FasterTransformer
FasterTransformer copied to clipboard
sampling using a single top_k_top_p kernel for all cases
Hi,
we want to be able to pass in different values of topk/topp for each element in the batch at runtime for sampling, and it would be great if we could have a single kernel for sampling for all cases.
the main bottleneck for us is that the topktopp sampling kernel doesn't support sampling when k = 0, in all the other cases, we can use the topktopp kernel:
k>=1, p=0 -> k>=1, p=1 can use topktoppsampling k>=1,p>0, can use topktopsampling k=0, p>0, is not supported
Currently, we're passing topk/topp on a per-element basis by looping over each element of the batch in parallelgpt.cc
and creating and calling a new instance of either topktopp sampler (for k > 0, p in [0, 1]) or topp sampler (for k = 0, p in [0, 1]) in that loop. This is unfortunately really slow—we're seeing slowdowns of ~1.5-2x when testing on a small model with batch sizes in the 16-64 range and sampling a couple hundred tokens.

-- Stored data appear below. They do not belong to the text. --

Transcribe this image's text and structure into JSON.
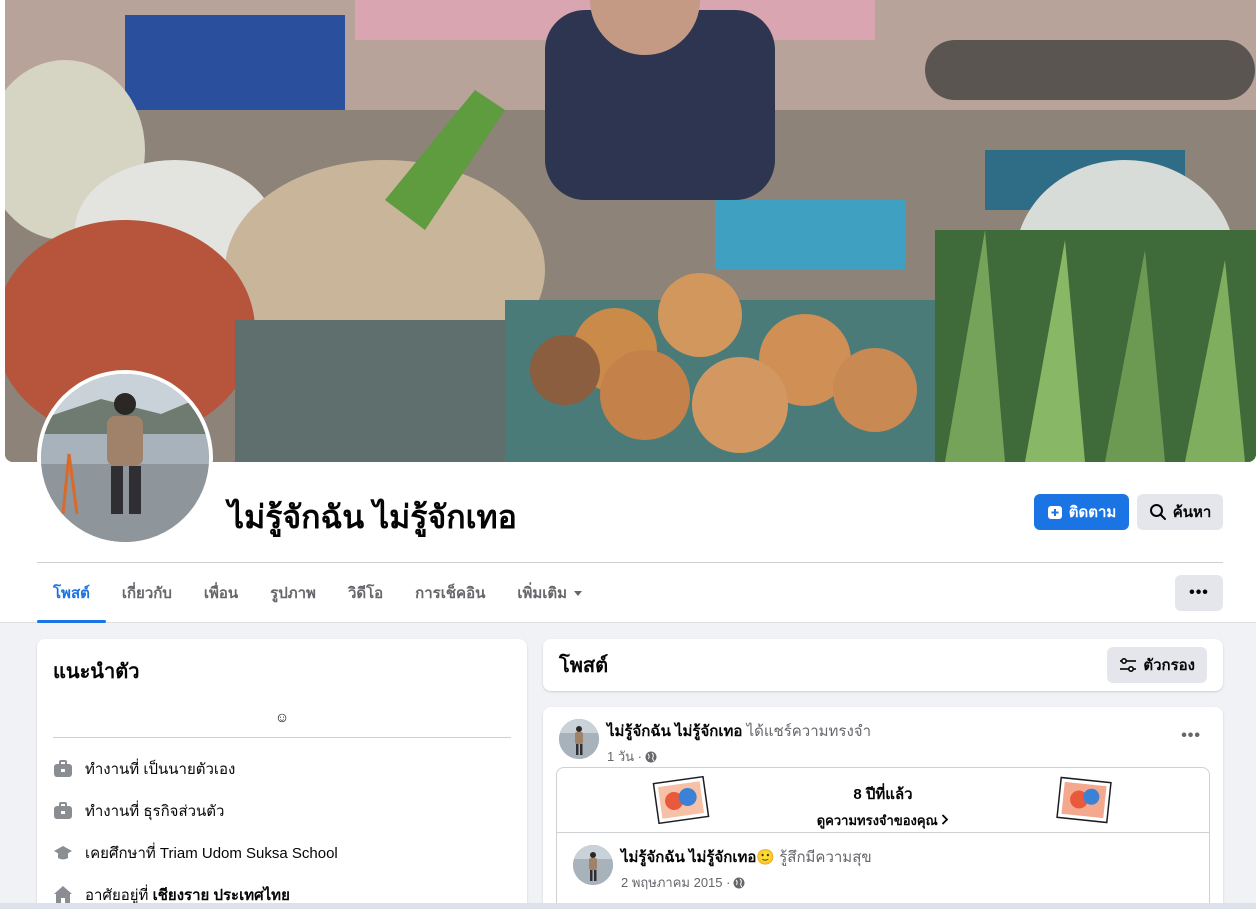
{
  "profile": {
    "name": "ไม่รู้จักฉัน ไม่รู้จักเทอ",
    "follow_label": "ติดตาม",
    "search_label": "ค้นหา",
    "more_label": "•••"
  },
  "tabs": [
    {
      "label": "โพสต์"
    },
    {
      "label": "เกี่ยวกับ"
    },
    {
      "label": "เพื่อน"
    },
    {
      "label": "รูปภาพ"
    },
    {
      "label": "วิดีโอ"
    },
    {
      "label": "การเช็คอิน"
    },
    {
      "label": "เพิ่มเติม"
    }
  ],
  "intro": {
    "title": "แนะนำตัว",
    "bio": "☺",
    "items": [
      {
        "icon": "briefcase-icon",
        "text": "ทำงานที่ เป็นนายตัวเอง"
      },
      {
        "icon": "briefcase-icon",
        "text": "ทำงานที่ ธุรกิจส่วนตัว"
      },
      {
        "icon": "graduation-cap-icon",
        "text": "เคยศึกษาที่ Triam Udom Suksa School"
      },
      {
        "icon": "home-icon",
        "text_prefix": "อาศัยอยู่ที่ ",
        "text_bold": "เชียงราย ประเทศไทย"
      }
    ]
  },
  "posts": {
    "title": "โพสต์",
    "filter_label": "ตัวกรอง",
    "post": {
      "author": "ไม่รู้จักฉัน ไม่รู้จักเทอ",
      "action": "ได้แชร์ความทรงจำ",
      "time": "1 วัน ·",
      "more_label": "•••",
      "memory": {
        "years": "8 ปีที่แล้ว",
        "link": "ดูความทรงจำของคุณ"
      },
      "inner": {
        "author": "ไม่รู้จักฉัน ไม่รู้จักเทอ",
        "emoji": "🙂",
        "feeling": "รู้สึกมีความสุข",
        "date": "2 พฤษภาคม 2015 ·"
      }
    }
  },
  "colors": {
    "accent": "#1b74e4",
    "background": "#f0f2f5",
    "secondary_button": "#e4e6eb",
    "muted_text": "#65676b"
  }
}
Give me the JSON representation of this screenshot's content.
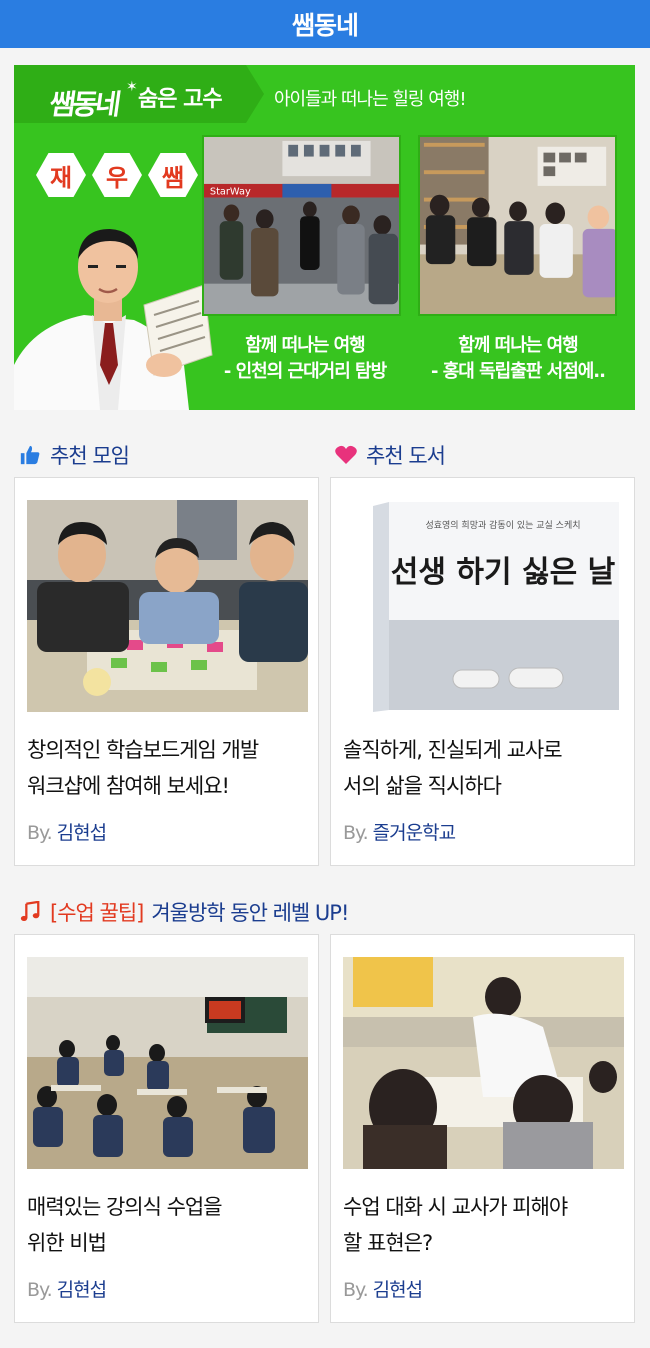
{
  "header": {
    "title": "쌤동네"
  },
  "banner": {
    "logo_text": "쌤동네",
    "kicker": "숨은 고수",
    "tagline": "아이들과 떠나는 힐링 여행!",
    "hex_chars": [
      "재",
      "우",
      "쌤"
    ],
    "photos": [
      {
        "caption_line1": "함께 떠나는 여행",
        "caption_line2": "- 인천의 근대거리 탐방",
        "sign_text": "StarWay"
      },
      {
        "caption_line1": "함께 떠나는 여행",
        "caption_line2": "- 홍대 독립출판 서점에.."
      }
    ]
  },
  "recommend": {
    "meetup": {
      "label": "추천 모임",
      "card": {
        "title_line1": "창의적인 학습보드게임 개발",
        "title_line2": "워크샵에 참여해 보세요!",
        "by_prefix": "By.",
        "author": "김현섭"
      }
    },
    "book": {
      "label": "추천 도서",
      "card": {
        "title_line1": "솔직하게, 진실되게 교사로",
        "title_line2": "서의 삶을 직시하다",
        "by_prefix": "By.",
        "author": "즐거운학교",
        "cover_title": "선생 하기 싫은 날",
        "cover_subtitle": "성효영의 희망과 감동이 있는 교실 스케치"
      }
    }
  },
  "tips": {
    "bracket_label": "[수업 꿀팁]",
    "headline": "겨울방학 동안 레벨 UP!",
    "cards": [
      {
        "title_line1": "매력있는 강의식 수업을",
        "title_line2": "위한 비법",
        "by_prefix": "By.",
        "author": "김현섭"
      },
      {
        "title_line1": "수업 대화 시 교사가 피해야",
        "title_line2": "할 표현은?",
        "by_prefix": "By.",
        "author": "김현섭"
      }
    ]
  },
  "colors": {
    "header_blue": "#2a7de1",
    "banner_green": "#37c41f",
    "accent_red": "#e23a20",
    "heading_navy": "#1b3d8f",
    "heart_pink": "#e8327c"
  },
  "icons": [
    "thumbs-up-icon",
    "heart-icon",
    "music-note-icon",
    "sparkle-icon"
  ]
}
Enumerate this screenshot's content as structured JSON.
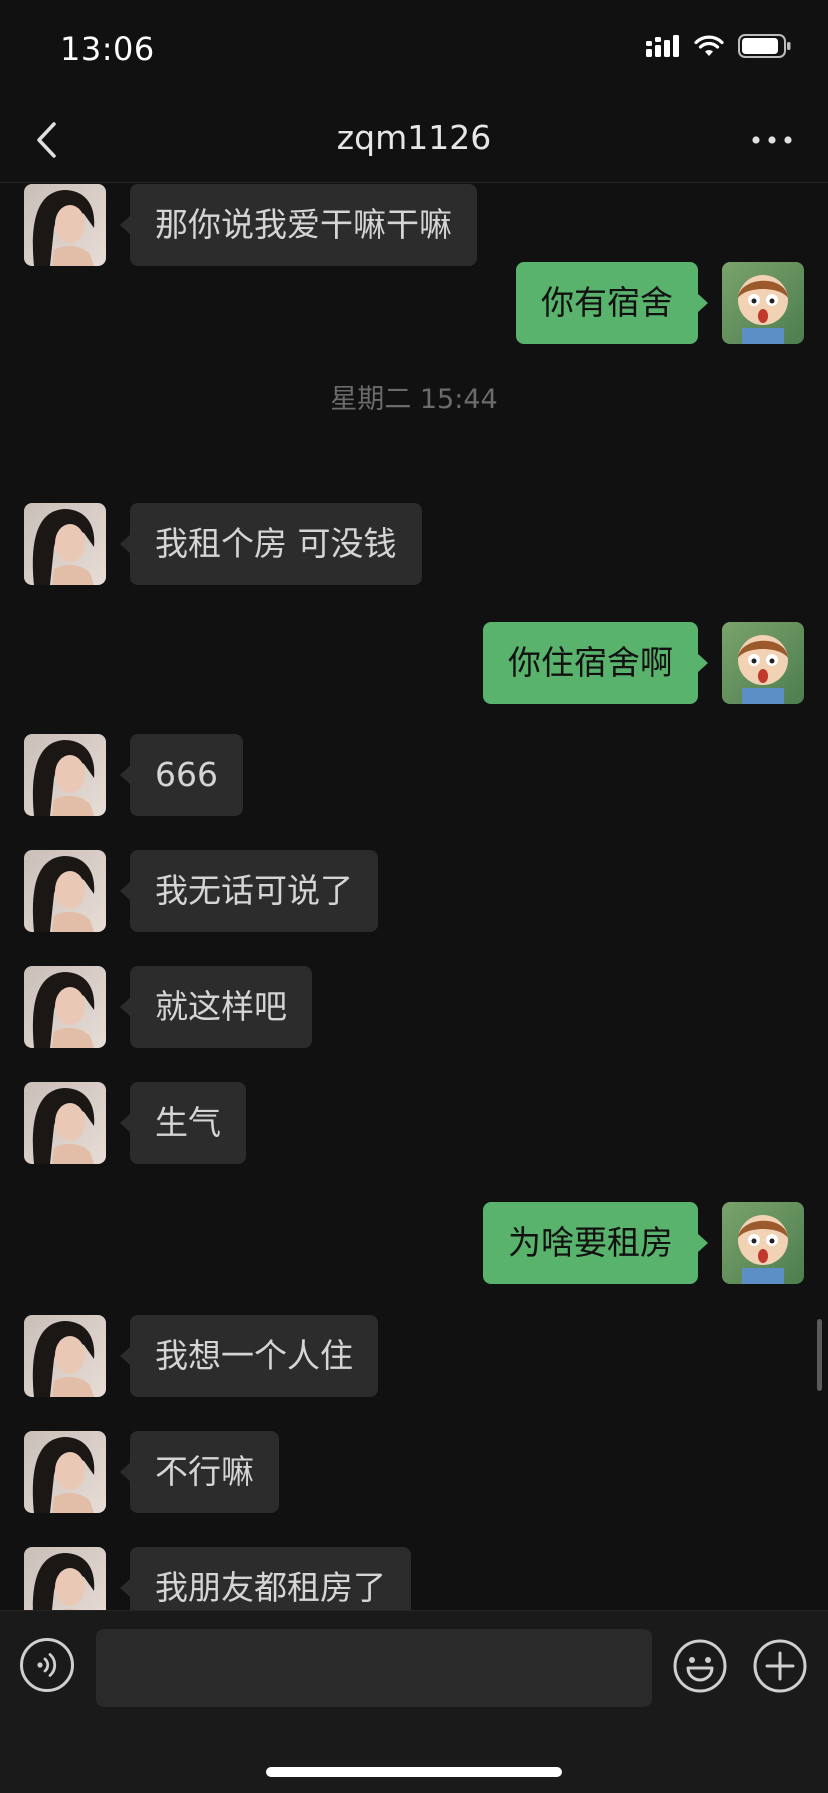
{
  "status_bar": {
    "time": "13:06",
    "icons": [
      "signal-icon",
      "wifi-icon",
      "battery-icon"
    ]
  },
  "nav": {
    "title": "zqm1126",
    "back_icon": "chevron-left-icon",
    "more_icon": "ellipsis-icon"
  },
  "messages": [
    {
      "side": "left",
      "text": "那你说我爱干嘛干嘛"
    },
    {
      "side": "right",
      "text": "你有宿舍"
    },
    {
      "type": "time",
      "text": "星期二 15:44"
    },
    {
      "side": "left",
      "text": "我租个房 可没钱"
    },
    {
      "side": "right",
      "text": "你住宿舍啊"
    },
    {
      "side": "left",
      "text": "666"
    },
    {
      "side": "left",
      "text": "我无话可说了"
    },
    {
      "side": "left",
      "text": "就这样吧"
    },
    {
      "side": "left",
      "text": "生气"
    },
    {
      "side": "right",
      "text": "为啥要租房"
    },
    {
      "side": "left",
      "text": "我想一个人住"
    },
    {
      "side": "left",
      "text": "不行嘛"
    },
    {
      "side": "left",
      "text": "我朋友都租房了"
    }
  ],
  "input_bar": {
    "value": "",
    "icons": [
      "voice-icon",
      "emoji-icon",
      "plus-icon"
    ]
  },
  "colors": {
    "background": "#111111",
    "bubble_received": "#2c2c2c",
    "bubble_sent": "#59b36c"
  }
}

There's another behavior with the topktopp kernel that we're concerned about: we tried increasing the topk limit in that kernel to a much larger limit of 10,000 and find that it runs incredibly slowly.
- It is hard to use single kernel to support all cases of topk and topp because their requirement and computing are different. That's why we split them into three kernels.
- FT doesn't have a way to compute different topk/topp in a batch with single kernel now.
- FT only focuses on k <= 128 optimization because we don't see real use case with k > 128.
thanks for the quick reply!!
for 2, do you have any idea if/when support for that will be available? are there any pointers you can give us if we were to implement it on our own?
This is the sampling steps we would like to implement
sort logits-> sorted_logits, sorted_logits_id
if k=0, p>0
{
softmax sorted_logits
sample from distribution -> inverse transform sampling, U[0,1]
return id
}
if k=1, p=0
{
return max id
}
if k>1, p=0
{
sorted_logits[i]=-6e4, if i>k
softmax the new logits
sample from distribution -> inverse transform sampling, U[0,p]
return id
}
if k>1, p>0
{
sorted_logits[i]=-6e4, is i>k
sample from distribution -> inverse transform sampling, U[0,p]
return id
}
This would ideally just be one kernel, so we can batch dynamic topk, topp together. Fairly new to Cuda and wondering if this a good approach that we can try ourselves. Any pointers will help
Also we are looking at https://docs.nvidia.com/cuda/thrust/index.html#sorting, to help with sorting, is this useful and how easy would it be to use these libs in FT?
You can study the kernels of topk and topp sampling. Their algorithm are really different and the setting of grid size and block may be different, too. So, it is hard to implement them in one kernel.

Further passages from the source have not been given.